Congratulations for your wonderful work in Texas and for this courageous initiative. For your expansion into Mexico, I would encourage you to get registered as a foreign non-profit in the country as soon as possible. I would also make sure you have strong local legal counsel in Mexico, both to assist you in registration and to help you navigate future issues of authorizations, employment law, taxation, etc.. This is particularly important if you're going to be employing staff in Mexico, but also for signing leases, contracting services, etc.. As for vetting your RSGN partners, I would focus on triangulating information with all of the reputable agencies who are already working on both sides of the border - including faith-based agencies - many of whom you probably already know from your work in Texas. I would also suggest some common written commitment to safeguarding/transparency/professional ethics/non-prostelytizing, etc., as well as some training/orientation of their staff/volunteers, that you could ask all of your members to sign on to, particularly any who work with unaccompanied minors. As for figuring out who is being served by other NGOs, there will hopefully evolve some coordination mechanism and data base against which you can check names, as in large refugee situations. Normally some UN agency organizes this but otherwise it can be done by a group of NGOs, since everyone has the same challenge to avoid duplication. At any rate, good luck!
Congratulations for a very impressive initiative. I'm afraid I lack the expertise to respond to your first and third questions, but I do have some insight on the second question and also some general comments/questions to consider as you refine this presentation. Most importantly it was not completely clear from this narrative what the current request for funding was for, i.e., what the scaling-up of this model would consist of (testing new technology? expanding into new countries? new sorts of activities? first-time micro-finance?). I read this over twice but was still confused as to what - of what was being described - already existed, and what was being proposed. It was also not clear whether Migration Lab aimed to produce technology to be made available to the development and humanitarian community, or aimed to establish it's own service provision programs, or both. Most confusing is the reference to very non-financial objectives of peace-building, social cohesion, resolution of land issues, inter-cultural communication; it is not at all clear how any of this would result from a financial inclusion technology. I know that space is limited in this format but it would be very helpful to clarify these issues. On the second question above, I would say that my experience is that the use of micro-finance or self-help groups to acheive other ends (other than as a source of financial support to their members) requires a great deal of accompaniement and generally doesn't work unless there is an existing strong collective desire to engage in some issue on the part of group members. At any rate, I think the objective of financial inclusion is a hugely admirable one and I'm sure that your work will continue to further it. Good luck!
I'm afraid I lack the expertise to respond to your first and third questions, about crowd-sourcing or financial transactions. My experience with such programs is limited to the challenges of identifying and accompanying appropriate entrepreneurs but it seems that you and your partner agencies are well positioned to do this. As to the second question, I would personally advise strongly against trying to derive your own financial sustainabililty- as a service provider - from this or any other such activity.
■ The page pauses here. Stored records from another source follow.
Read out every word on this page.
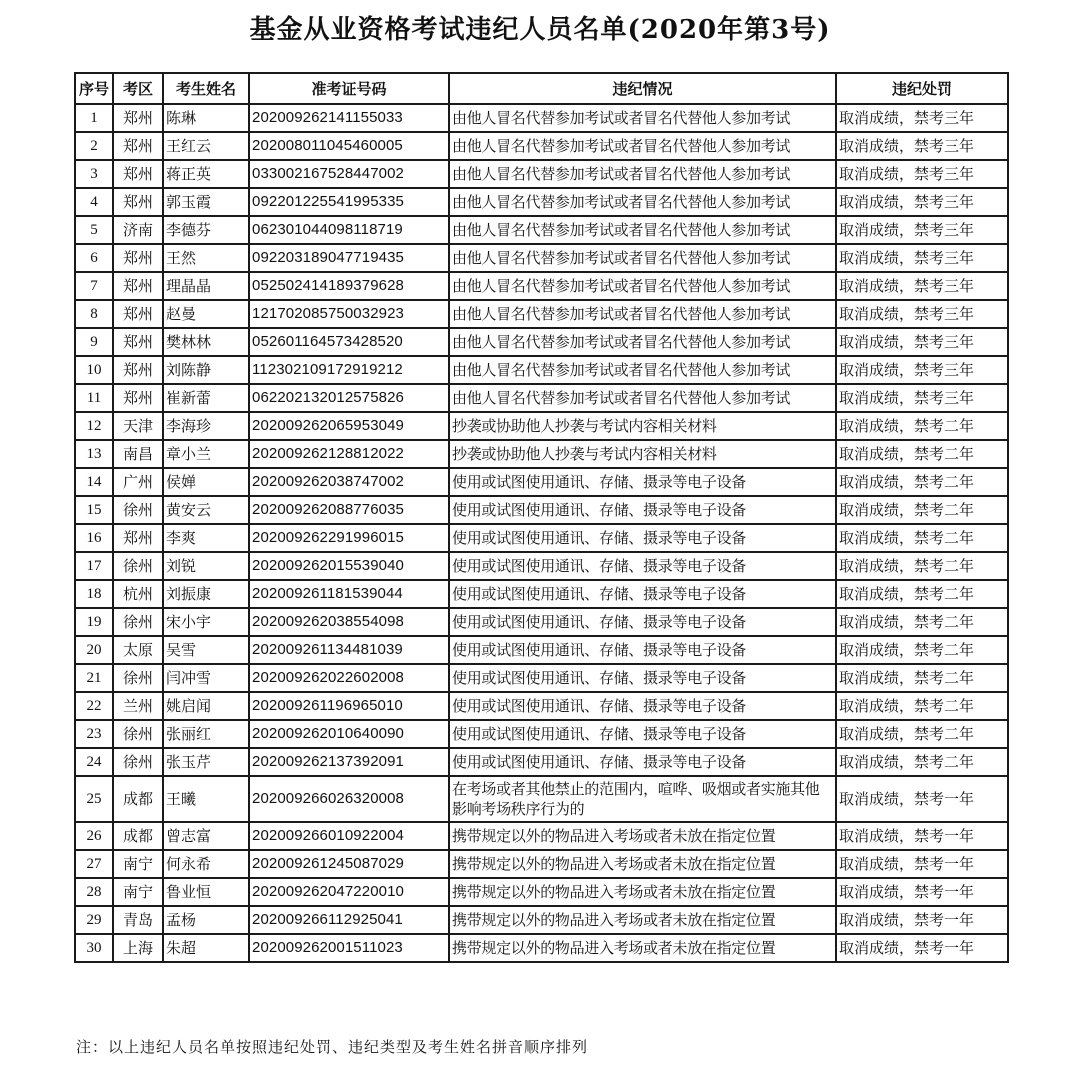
基金从业资格考试违纪人员名单(2020年第3号)
序号	考区	考生姓名	准考证号码	违纪情况	违纪处罚
1	郑州	陈琳	202009262141155033	由他人冒名代替参加考试或者冒名代替他人参加考试	取消成绩，禁考三年
2	郑州	王红云	202008011045460005	由他人冒名代替参加考试或者冒名代替他人参加考试	取消成绩，禁考三年
3	郑州	蒋正英	033002167528447002	由他人冒名代替参加考试或者冒名代替他人参加考试	取消成绩，禁考三年
4	郑州	郭玉霞	092201225541995335	由他人冒名代替参加考试或者冒名代替他人参加考试	取消成绩，禁考三年
5	济南	李德芬	062301044098118719	由他人冒名代替参加考试或者冒名代替他人参加考试	取消成绩，禁考三年
6	郑州	王然	092203189047719435	由他人冒名代替参加考试或者冒名代替他人参加考试	取消成绩，禁考三年
7	郑州	理晶晶	052502414189379628	由他人冒名代替参加考试或者冒名代替他人参加考试	取消成绩，禁考三年
8	郑州	赵曼	121702085750032923	由他人冒名代替参加考试或者冒名代替他人参加考试	取消成绩，禁考三年
9	郑州	樊林林	052601164573428520	由他人冒名代替参加考试或者冒名代替他人参加考试	取消成绩，禁考三年
10	郑州	刘陈静	112302109172919212	由他人冒名代替参加考试或者冒名代替他人参加考试	取消成绩，禁考三年
11	郑州	崔新蕾	062202132012575826	由他人冒名代替参加考试或者冒名代替他人参加考试	取消成绩，禁考三年
12	天津	李海珍	202009262065953049	抄袭或协助他人抄袭与考试内容相关材料	取消成绩，禁考二年
13	南昌	章小兰	202009262128812022	抄袭或协助他人抄袭与考试内容相关材料	取消成绩，禁考二年
14	广州	侯婵	202009262038747002	使用或试图使用通讯、存储、摄录等电子设备	取消成绩，禁考二年
15	徐州	黄安云	202009262088776035	使用或试图使用通讯、存储、摄录等电子设备	取消成绩，禁考二年
16	郑州	李爽	202009262291996015	使用或试图使用通讯、存储、摄录等电子设备	取消成绩，禁考二年
17	徐州	刘锐	202009262015539040	使用或试图使用通讯、存储、摄录等电子设备	取消成绩，禁考二年
18	杭州	刘振康	202009261181539044	使用或试图使用通讯、存储、摄录等电子设备	取消成绩，禁考二年
19	徐州	宋小宇	202009262038554098	使用或试图使用通讯、存储、摄录等电子设备	取消成绩，禁考二年
20	太原	吴雪	202009261134481039	使用或试图使用通讯、存储、摄录等电子设备	取消成绩，禁考二年
21	徐州	闫冲雪	202009262022602008	使用或试图使用通讯、存储、摄录等电子设备	取消成绩，禁考二年
22	兰州	姚启闻	202009261196965010	使用或试图使用通讯、存储、摄录等电子设备	取消成绩，禁考二年
23	徐州	张丽红	202009262010640090	使用或试图使用通讯、存储、摄录等电子设备	取消成绩，禁考二年
24	徐州	张玉芹	202009262137392091	使用或试图使用通讯、存储、摄录等电子设备	取消成绩，禁考二年
25	成都	王曦	202009266026320008	在考场或者其他禁止的范围内，喧哗、吸烟或者实施其他影响考场秩序行为的	取消成绩，禁考一年
26	成都	曾志富	202009266010922004	携带规定以外的物品进入考场或者未放在指定位置	取消成绩，禁考一年
27	南宁	何永希	202009261245087029	携带规定以外的物品进入考场或者未放在指定位置	取消成绩，禁考一年
28	南宁	鲁业恒	202009262047220010	携带规定以外的物品进入考场或者未放在指定位置	取消成绩，禁考一年
29	青岛	孟杨	202009266112925041	携带规定以外的物品进入考场或者未放在指定位置	取消成绩，禁考一年
30	上海	朱超	202009262001511023	携带规定以外的物品进入考场或者未放在指定位置	取消成绩，禁考一年
注：以上违纪人员名单按照违纪处罚、违纪类型及考生姓名拼音顺序排列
In my experience high-quality programs such as you describe here will never cover even a significant fraction of their costs service fees or loan interest; the true costs of administering such programs are way too high and the attempt to recover significant costs from beneficiaries creates a conflict of interest and leads inevitably to a shift against the neediest (less 'viable') clients. I honestly think the only financial sustainability of a program like this results from successful fundraising from public and private donors, and that there are many such donors looking for effective livelihoods programs in extremely difficult places like Azaz. Good luck!